En effet, les variables démographiques jouent en faveur de New Delhi, qui bénéficiera d’un dynamisme économique et d’une inertie que Pékin ne pourra avoir à long terme. S’affirmant de plus en plus comme une puissance numérique, Narendra Modi pourrait, par ailleurs, bientôt être un concurrent plus que crédible pour Xi Jinping en matière de nouvelles technologies.
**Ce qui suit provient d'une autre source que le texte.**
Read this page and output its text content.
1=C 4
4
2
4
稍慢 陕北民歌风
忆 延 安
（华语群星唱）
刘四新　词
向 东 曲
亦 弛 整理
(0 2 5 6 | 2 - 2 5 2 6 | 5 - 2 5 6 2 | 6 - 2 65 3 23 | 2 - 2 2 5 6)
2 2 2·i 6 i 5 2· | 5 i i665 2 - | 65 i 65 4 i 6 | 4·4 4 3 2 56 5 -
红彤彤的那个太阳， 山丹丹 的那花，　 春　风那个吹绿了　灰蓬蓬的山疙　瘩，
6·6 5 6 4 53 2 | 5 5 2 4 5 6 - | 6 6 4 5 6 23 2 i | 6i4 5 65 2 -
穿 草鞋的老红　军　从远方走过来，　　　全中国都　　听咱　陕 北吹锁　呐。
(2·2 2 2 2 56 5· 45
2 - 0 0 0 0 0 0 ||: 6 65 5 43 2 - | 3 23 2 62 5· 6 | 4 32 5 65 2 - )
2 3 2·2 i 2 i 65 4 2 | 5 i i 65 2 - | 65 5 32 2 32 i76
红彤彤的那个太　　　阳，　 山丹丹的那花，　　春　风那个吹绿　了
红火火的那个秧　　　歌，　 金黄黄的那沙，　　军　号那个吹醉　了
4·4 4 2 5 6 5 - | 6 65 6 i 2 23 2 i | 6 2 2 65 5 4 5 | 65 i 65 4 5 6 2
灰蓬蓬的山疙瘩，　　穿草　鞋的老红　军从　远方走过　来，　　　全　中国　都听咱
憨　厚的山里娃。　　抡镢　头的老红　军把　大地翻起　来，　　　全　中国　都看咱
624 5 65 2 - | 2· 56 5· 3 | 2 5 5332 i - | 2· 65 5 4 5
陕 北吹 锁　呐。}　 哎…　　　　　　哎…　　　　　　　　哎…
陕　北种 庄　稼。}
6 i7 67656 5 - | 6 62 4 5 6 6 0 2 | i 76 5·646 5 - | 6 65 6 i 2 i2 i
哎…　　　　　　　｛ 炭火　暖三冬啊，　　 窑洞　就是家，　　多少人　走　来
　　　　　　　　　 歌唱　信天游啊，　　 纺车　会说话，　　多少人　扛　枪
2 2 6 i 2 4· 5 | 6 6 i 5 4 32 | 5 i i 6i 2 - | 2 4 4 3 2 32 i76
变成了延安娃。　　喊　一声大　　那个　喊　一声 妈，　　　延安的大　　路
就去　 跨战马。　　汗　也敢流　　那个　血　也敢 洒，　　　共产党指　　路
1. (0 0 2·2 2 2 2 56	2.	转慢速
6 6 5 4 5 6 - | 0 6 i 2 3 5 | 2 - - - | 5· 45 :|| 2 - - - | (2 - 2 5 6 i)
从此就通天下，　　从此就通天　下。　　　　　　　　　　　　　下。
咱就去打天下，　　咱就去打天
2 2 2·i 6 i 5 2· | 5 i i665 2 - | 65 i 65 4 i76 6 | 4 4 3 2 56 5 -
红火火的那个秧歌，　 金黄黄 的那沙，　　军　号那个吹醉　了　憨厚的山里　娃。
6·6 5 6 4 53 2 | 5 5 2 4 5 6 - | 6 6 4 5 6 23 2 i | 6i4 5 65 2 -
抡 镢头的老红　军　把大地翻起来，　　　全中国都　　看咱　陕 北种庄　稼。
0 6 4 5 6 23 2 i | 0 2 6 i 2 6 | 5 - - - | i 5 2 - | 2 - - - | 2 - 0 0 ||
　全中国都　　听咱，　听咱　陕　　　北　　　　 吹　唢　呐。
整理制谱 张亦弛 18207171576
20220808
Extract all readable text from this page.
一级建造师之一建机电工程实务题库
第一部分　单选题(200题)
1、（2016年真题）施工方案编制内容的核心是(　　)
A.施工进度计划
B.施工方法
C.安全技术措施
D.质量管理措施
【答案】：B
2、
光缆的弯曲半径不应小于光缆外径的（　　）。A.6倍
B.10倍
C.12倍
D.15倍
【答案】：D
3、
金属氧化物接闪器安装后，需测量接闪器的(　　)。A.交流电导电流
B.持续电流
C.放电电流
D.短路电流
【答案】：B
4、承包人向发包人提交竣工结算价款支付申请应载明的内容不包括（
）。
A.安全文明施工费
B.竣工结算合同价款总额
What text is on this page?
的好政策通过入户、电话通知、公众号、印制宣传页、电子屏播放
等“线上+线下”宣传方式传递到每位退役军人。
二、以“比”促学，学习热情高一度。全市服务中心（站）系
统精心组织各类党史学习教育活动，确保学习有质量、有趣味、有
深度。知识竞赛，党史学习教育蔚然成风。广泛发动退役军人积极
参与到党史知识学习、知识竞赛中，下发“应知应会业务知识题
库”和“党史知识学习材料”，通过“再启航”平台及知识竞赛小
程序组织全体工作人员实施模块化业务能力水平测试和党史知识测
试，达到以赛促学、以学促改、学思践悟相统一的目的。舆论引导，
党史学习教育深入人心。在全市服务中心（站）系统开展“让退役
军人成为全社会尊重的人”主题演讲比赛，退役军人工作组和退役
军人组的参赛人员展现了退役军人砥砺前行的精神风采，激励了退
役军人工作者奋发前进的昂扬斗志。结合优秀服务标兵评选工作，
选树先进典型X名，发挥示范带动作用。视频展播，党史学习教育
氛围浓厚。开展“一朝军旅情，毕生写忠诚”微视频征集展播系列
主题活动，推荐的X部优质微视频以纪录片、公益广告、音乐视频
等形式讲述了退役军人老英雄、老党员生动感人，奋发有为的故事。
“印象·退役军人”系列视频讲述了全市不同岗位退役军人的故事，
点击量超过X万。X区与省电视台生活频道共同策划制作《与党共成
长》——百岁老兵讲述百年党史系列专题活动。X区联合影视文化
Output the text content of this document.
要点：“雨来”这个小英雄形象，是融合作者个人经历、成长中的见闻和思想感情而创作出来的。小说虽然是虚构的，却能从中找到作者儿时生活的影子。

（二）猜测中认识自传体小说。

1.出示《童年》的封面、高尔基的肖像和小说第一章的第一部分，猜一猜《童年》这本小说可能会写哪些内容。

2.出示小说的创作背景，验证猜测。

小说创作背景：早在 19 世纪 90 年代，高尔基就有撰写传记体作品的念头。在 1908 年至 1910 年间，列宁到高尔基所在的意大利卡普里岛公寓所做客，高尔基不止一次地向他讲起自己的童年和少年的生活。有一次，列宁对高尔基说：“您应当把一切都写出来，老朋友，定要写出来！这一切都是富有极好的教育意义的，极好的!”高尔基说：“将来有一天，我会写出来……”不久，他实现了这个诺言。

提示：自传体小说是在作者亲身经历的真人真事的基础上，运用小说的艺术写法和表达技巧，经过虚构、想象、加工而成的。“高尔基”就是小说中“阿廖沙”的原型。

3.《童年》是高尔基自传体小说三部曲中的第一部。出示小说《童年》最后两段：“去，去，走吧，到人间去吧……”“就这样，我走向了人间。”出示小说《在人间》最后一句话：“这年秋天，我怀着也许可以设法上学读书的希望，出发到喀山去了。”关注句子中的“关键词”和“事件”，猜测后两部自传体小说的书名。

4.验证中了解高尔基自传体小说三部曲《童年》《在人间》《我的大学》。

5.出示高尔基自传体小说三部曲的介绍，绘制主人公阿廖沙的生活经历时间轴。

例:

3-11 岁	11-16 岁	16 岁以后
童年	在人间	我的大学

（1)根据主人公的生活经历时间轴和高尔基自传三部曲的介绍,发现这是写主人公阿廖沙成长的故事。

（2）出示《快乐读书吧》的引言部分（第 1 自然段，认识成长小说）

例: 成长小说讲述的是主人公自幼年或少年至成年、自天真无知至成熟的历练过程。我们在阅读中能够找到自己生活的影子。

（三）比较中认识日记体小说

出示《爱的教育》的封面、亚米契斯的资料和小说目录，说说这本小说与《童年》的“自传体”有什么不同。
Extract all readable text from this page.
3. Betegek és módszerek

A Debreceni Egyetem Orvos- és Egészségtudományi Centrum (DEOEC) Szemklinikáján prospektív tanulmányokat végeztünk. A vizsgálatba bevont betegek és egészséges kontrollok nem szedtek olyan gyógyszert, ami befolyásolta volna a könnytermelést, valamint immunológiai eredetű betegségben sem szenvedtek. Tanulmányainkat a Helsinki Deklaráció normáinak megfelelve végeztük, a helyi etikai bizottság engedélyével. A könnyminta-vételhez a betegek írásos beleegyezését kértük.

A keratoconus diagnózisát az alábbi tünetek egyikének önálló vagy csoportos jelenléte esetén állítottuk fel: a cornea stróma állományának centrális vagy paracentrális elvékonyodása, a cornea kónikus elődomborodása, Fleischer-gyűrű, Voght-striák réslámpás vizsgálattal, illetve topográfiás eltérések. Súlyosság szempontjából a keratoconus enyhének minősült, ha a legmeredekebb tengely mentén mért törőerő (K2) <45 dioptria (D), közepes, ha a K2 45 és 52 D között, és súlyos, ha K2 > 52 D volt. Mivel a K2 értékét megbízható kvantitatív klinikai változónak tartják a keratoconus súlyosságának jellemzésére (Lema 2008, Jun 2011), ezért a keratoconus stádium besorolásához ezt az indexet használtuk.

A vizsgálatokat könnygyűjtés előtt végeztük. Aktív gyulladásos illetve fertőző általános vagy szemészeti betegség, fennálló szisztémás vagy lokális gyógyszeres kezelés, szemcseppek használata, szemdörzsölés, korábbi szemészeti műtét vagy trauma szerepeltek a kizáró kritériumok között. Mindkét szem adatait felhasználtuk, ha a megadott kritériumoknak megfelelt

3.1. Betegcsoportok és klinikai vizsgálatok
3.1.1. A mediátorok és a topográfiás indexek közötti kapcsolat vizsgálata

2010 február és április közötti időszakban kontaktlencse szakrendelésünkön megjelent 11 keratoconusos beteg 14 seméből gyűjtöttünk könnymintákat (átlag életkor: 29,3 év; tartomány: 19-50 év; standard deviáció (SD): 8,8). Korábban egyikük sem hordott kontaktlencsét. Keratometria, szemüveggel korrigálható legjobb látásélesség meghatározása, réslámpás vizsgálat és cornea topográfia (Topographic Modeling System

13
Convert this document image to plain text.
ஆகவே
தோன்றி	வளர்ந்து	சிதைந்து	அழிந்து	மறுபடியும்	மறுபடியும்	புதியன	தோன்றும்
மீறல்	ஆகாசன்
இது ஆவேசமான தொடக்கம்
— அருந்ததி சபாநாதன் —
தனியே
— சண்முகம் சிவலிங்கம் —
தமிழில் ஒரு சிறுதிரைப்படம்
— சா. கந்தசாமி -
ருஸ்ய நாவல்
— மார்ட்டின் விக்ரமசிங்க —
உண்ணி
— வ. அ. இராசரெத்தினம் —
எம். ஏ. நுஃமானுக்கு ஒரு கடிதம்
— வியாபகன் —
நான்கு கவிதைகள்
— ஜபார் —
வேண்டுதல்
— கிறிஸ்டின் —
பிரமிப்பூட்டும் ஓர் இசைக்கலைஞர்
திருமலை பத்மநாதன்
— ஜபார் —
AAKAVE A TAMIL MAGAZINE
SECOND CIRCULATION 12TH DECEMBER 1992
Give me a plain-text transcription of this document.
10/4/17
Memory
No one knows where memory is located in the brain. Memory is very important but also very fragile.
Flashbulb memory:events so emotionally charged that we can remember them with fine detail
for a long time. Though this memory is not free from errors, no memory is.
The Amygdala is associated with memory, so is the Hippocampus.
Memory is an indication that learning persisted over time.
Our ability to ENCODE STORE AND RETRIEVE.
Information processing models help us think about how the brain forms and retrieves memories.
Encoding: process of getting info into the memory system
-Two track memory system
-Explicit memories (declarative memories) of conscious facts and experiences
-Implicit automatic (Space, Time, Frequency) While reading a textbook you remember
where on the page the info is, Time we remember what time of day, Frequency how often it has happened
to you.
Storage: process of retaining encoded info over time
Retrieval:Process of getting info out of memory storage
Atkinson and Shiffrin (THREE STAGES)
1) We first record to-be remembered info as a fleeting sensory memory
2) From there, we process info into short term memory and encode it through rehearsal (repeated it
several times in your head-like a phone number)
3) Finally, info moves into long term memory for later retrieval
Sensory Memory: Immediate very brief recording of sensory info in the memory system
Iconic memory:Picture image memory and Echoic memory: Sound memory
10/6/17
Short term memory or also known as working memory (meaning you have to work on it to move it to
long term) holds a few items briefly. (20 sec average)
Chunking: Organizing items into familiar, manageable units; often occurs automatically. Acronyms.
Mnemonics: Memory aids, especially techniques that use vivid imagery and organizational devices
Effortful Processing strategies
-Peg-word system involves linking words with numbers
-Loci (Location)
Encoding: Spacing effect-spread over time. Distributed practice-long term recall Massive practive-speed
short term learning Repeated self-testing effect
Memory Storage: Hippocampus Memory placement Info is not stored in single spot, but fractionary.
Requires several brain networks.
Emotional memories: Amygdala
Les fondations de la puissance indienne sont donc plus que solides, et permettent à cette dernière de prendre des positions diplomatiques lourdes de sens, comme le révèle son choix de ne pas condamner la Russie à l’ONU suite à son attaque en Ukraine en février 2022. Héritage du non-alignement de Bandung, l’Inde n’hésite d’ailleurs pas à diversifier ses partenaires stratégiques, elle qui fait partie de l’alliance d’initiative américaine QUAD, et qui participe en même temps de manière active au développement des BRICS. Cette approche équilibrée des relations internationales dénote de la vision de ses turbulents voisins chinois et pakistanais, et donne le sentiment que l’Inde sera demain plus qu’une puissance subalterne.

 

Lire plus : L’Inde: développement et insertion dans la mondialisation

Nous remercions l’association GEM ONU, partenaire de Mister Prépa et ses rédacteurs Flora Jezequel et Thomas Richard pour l’écriture de cet article. 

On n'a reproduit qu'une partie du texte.